We've all heard this dual deifiniton: Mercy is when we don't get what we deserve, Grace is when we get what we don't deserve. We deserve hell, mercy is us not receiving that punishment. Grace is getting the forgiveness we can never earn.
We are taught, rightfully, that grace is what allows us to repent, God gives us grace! Once we repent he extends his grace to forgive us. Is that all? No. When we fall, the grace of God is there for our forgiveness. I will not contend this because it is true. I have depended on this grace of God my whole christian live.
When we need forgiveness, BOOM, grace!
So, that leaves an interesting conversation open. What if we abuse grace? We tend to run to a particular scripture. Romans 5:20 - Romans 6:2
20 Now the law came in to increase the trespass, but where sin increased, grace abounded all the more, 21 so that, as sin reigned in death, grace also might reign through righteousness leading to eternal life through Jesus Christ our Lord.
1 What shall we say then? Are we to continue in sin that grace may abound? 2 By no means! How can we who died to sin still live in it?
I have often taken this scripture and explained that grace is not a pool we jump into when we feel like sinning, but instead it is the hand waiting to pull us out of the pool of sin. Once again there is no lie here.
Another way that some look at this scripture is that our faith is a tight rope, and grace is an ever expanding safety net, we can't fall from our faith without being caught by a net of grace. Again, a beautiful thought of God's ever readiness to catch us is in our times of despair and bad decisions.
Here is the problem, grace and forgiveness have been synonomized ( a word I made up to suggest that they have become almost synonyms, the two words being chained together and grace being used exclusively in the context of forgiveness).

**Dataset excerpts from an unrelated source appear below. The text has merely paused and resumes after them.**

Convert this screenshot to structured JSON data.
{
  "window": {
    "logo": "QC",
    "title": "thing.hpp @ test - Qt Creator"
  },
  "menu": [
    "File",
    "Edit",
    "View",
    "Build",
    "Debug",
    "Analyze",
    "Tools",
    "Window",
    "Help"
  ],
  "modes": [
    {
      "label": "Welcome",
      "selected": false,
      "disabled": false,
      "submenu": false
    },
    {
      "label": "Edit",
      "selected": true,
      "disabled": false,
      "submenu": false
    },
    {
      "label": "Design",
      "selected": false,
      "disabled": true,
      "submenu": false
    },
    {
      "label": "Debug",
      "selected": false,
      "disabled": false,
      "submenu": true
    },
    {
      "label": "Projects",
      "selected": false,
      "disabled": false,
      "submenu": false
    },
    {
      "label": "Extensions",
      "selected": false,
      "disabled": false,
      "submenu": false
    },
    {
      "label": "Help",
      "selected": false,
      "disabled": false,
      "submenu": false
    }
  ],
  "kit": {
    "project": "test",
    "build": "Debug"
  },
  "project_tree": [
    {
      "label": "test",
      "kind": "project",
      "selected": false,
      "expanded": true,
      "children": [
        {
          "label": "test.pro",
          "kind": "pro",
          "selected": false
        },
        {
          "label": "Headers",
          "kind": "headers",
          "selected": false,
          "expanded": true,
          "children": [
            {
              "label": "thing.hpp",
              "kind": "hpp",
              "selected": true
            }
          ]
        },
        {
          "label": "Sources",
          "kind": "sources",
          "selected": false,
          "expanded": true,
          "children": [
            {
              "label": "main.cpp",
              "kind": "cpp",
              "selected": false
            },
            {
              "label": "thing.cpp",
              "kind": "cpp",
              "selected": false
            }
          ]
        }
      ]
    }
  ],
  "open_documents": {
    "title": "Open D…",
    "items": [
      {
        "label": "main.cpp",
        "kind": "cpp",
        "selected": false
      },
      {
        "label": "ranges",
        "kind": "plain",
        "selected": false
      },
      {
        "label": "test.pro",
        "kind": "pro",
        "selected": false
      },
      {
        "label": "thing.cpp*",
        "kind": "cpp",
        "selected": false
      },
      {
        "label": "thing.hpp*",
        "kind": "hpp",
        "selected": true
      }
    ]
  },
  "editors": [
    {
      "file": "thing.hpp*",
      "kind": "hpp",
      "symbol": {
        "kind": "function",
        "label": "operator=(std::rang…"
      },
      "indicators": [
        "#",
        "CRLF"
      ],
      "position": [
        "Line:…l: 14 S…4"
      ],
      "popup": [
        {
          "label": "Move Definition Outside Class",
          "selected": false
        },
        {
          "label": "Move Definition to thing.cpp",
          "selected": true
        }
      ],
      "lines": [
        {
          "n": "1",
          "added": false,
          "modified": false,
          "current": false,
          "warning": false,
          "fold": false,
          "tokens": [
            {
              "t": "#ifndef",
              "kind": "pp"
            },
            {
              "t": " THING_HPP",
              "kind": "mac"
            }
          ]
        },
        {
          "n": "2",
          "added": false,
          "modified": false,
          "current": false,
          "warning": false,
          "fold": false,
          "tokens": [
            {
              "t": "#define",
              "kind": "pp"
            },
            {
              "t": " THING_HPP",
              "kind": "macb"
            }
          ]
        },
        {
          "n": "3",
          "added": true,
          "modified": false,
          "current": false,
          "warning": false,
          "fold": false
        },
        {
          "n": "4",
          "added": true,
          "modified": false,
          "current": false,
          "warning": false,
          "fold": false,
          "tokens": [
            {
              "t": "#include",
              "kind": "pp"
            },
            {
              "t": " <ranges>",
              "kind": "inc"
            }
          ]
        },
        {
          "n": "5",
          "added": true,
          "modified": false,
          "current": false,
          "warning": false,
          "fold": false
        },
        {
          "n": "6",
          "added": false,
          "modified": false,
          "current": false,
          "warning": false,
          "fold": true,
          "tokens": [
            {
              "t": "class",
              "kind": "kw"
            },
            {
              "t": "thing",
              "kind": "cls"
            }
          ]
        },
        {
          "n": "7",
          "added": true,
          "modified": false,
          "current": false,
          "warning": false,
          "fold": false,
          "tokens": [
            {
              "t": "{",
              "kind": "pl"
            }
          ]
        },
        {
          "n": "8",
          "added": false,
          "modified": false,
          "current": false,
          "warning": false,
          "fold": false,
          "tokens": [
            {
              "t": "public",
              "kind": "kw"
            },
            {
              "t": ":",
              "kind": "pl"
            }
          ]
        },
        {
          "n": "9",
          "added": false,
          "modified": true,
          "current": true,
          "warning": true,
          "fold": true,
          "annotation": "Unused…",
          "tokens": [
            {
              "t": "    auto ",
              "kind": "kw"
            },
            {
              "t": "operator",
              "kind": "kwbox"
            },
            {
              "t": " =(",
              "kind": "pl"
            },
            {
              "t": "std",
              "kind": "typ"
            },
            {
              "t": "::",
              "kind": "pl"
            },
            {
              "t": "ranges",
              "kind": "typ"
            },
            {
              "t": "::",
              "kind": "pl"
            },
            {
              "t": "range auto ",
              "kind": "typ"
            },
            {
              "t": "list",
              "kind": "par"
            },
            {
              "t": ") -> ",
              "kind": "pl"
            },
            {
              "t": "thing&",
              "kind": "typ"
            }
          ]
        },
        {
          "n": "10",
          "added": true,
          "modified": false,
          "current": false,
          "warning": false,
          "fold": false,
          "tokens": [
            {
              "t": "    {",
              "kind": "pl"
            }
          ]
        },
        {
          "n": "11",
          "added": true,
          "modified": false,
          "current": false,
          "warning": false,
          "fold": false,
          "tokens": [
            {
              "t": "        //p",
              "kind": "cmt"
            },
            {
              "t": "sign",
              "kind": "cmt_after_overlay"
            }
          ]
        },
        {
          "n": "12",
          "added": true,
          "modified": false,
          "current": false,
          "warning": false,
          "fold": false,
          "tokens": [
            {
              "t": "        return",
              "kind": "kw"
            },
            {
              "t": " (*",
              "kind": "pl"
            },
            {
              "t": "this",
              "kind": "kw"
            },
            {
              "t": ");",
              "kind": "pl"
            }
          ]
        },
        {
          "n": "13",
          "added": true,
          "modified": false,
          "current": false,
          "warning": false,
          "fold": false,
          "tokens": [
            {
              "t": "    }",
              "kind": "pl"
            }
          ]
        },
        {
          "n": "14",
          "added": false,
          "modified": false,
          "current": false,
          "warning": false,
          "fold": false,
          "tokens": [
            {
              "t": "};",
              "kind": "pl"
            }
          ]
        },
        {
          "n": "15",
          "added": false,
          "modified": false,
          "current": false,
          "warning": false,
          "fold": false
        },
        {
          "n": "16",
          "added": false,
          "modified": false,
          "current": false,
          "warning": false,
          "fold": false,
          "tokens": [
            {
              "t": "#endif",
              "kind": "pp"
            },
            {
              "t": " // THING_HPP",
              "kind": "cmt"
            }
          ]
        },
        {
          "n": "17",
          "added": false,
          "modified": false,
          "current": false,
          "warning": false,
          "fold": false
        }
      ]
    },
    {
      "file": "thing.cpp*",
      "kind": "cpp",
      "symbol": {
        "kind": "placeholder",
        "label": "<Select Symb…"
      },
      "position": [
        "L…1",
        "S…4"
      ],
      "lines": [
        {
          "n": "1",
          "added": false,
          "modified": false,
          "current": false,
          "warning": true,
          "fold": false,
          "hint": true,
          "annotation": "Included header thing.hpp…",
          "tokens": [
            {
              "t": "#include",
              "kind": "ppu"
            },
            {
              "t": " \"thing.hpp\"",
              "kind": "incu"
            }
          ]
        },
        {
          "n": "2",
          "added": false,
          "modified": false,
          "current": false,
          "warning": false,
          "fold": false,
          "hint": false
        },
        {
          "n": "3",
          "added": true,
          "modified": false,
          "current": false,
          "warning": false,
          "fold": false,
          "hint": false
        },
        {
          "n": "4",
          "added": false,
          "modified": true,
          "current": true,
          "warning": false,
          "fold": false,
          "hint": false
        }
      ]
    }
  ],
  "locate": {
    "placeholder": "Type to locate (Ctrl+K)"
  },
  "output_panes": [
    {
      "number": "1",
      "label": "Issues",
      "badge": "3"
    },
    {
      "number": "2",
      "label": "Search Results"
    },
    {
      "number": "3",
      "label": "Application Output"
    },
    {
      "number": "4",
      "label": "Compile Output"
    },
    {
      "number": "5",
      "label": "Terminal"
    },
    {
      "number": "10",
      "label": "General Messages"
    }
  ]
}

Here is where the problem enters. Although God's grace is needed for our forgiveness, grace should not be chained to forgiveness. A lot of people think of grace in relation to forgiveness. It's a safety net for when we fall, it's a way to get back in right relationship with God. We need to break this chain. If we allow this synonamy (once again, a word I made up to suggest the words are not the same but stuck together) our view of grace may become very narrow.
Grace has a danger of becoming an event. If grace is related only to forgiveness, then the greatest happening of grace was at our salvation, we had a giant grace event. Now we fall and jump from grace event to grace event. We come to God when we have broken through the guilt of what we have done and ask him for grace... again.
Grace is necessary for forgiveness, however when we chain grace to forgiveness we miss out on the fullness it is supposed to be!
I think I should stop there. Blog posts are supposed to be short.
Describing grace is like trying to describe every raindrop in a storm. There isn't enough ink, there isn't enough paper, there aren't enough words. So, excuse me if I stumble through these posts, they are from the heart. I pray you keep coming back, this message has made my soul burn more than it has in years. Some of you might find it obvious, but for those of you who haven't stumbled across this yet, it is faith changing!